Rémi Dendale: Thanks to precise ballistics, proton beams have quickly become the tool of choice for radiotherapists. They have the almost unique ability among rays to deliver a uniform irradiation dose at an extremely precise depth. Proton therapy can provide high-precision irradiation to tumors located close to sensitive organs, such as the optic nerve or certain parts of the brain. In addition, it restricts irradiation of healthy tissues and thus limits after effects.
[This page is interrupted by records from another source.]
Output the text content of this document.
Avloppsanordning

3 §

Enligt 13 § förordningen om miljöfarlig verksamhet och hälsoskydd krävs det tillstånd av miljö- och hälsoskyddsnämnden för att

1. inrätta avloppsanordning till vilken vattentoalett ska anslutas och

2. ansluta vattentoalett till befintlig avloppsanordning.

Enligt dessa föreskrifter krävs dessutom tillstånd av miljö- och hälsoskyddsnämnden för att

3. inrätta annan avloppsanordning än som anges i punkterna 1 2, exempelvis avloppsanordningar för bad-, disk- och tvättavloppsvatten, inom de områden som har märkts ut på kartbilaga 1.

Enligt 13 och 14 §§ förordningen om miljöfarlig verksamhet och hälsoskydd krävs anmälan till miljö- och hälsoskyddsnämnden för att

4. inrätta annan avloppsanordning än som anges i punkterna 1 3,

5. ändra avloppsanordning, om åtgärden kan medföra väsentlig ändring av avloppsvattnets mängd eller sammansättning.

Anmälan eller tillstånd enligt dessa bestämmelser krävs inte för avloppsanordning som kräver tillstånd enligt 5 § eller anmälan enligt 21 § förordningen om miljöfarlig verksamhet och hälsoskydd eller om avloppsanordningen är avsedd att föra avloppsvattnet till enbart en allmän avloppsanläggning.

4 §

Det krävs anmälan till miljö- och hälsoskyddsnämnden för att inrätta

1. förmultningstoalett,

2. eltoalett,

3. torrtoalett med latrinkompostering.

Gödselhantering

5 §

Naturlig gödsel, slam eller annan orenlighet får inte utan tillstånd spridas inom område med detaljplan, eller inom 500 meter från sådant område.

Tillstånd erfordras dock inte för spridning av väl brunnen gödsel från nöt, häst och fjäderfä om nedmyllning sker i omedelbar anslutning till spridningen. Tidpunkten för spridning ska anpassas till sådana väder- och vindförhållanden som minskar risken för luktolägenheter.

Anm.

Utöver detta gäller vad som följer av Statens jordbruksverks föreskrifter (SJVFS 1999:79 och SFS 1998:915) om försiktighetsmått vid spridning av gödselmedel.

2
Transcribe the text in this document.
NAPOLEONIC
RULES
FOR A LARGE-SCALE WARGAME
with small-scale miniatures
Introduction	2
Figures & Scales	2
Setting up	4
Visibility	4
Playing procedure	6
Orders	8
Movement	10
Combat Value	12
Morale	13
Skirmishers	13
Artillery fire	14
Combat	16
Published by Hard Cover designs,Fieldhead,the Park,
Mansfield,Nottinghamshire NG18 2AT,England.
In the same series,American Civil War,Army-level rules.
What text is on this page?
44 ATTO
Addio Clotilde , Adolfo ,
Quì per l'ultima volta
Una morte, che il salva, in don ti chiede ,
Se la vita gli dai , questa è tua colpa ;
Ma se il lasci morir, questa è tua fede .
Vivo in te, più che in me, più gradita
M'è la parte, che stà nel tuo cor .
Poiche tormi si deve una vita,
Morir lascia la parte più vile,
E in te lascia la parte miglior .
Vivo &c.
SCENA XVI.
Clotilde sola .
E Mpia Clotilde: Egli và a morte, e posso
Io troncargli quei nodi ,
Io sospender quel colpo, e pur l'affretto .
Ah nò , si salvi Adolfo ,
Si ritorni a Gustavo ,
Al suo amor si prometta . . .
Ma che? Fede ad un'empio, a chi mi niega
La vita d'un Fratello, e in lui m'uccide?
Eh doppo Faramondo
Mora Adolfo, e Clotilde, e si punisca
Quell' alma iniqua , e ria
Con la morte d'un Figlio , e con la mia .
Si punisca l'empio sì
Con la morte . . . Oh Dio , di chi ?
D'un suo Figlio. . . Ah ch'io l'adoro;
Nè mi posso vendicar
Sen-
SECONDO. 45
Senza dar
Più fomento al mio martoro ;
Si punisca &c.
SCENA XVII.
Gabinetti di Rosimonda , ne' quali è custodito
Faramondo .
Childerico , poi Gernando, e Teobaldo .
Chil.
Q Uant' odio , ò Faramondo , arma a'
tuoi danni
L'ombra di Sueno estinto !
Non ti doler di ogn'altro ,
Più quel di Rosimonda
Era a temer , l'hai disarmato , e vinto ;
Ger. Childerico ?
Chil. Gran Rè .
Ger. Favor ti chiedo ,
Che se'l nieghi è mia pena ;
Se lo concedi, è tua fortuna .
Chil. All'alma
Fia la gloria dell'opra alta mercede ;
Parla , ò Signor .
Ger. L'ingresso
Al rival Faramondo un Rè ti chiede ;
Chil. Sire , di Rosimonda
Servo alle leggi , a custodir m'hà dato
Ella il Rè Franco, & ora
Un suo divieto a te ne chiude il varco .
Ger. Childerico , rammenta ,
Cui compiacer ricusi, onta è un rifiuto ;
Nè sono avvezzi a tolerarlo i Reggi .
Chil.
As such it is perfectly suited to treating certain tumors in children.

 

Which patients benefit the most from proton therapy?

In adults, melanoma of the eye was the first tumor to be treated at the center and remains the most common type treated, with 5,000 patients treated so far. Classic therapies are not very effective against this tumor. Of course there is the possibility of surgical enucleation, but proton therapy has the enormous advantage of preserving the eyeball with useful vision in 90% of cases.

The Proton Therapy Center also accommodates around 100 patients each year – adults and children – suffering from chordomas or chondrosarcomas of the base of the skull. These somewhat infrequent tumors are considered to be radio-resistant and require high doses of irradiation. Proton therapy allows the doses received by the tumor to be increased without causing too much damage to neighboring organs.

Children benefit most from proton therapy since it is better at protecting the organs at risk, reducing complications and the risk of secondary tumors. The clinical data, presented in 2008 by the team from the Proton Therapy Center in Boston, which has over 20 years of experience – mainly in adults – confirm a more than 50% reduction in the risk of secondary cancers compared with classic radiotherapy. Now, given the considerable improvement of the overall prognosis for pediatric tumors over the past 30 years, the treatment and prevention of complications and very long-term therapeutic after effects are an overriding goal. More than 490 children have been treated using proton therapy since 2006, of which more than 140 were under general anesthesia.

 

What does the future hold?

In the spring of 2017, a new milestone was reached with the treatment of the first patient using the pencil beam scanning (PBS) technique. With this new technology, it is now possible to scan the tumor with the proton beam and thus treat tumors with complex volumes. We will be able to extend the indications for tumors that may benefit from proton therapy.

These include children suffering from medulloblastoma, a tumor that develops in the cerebellum. Only children whose tumor base is located in the region of the cerebellum can currently be treated at the Proton Therapy Center. Thanks to PBS, we will be able to offer this treatment to other children for other tumor locations (mediastinum, abdomen, pelvis, etc.).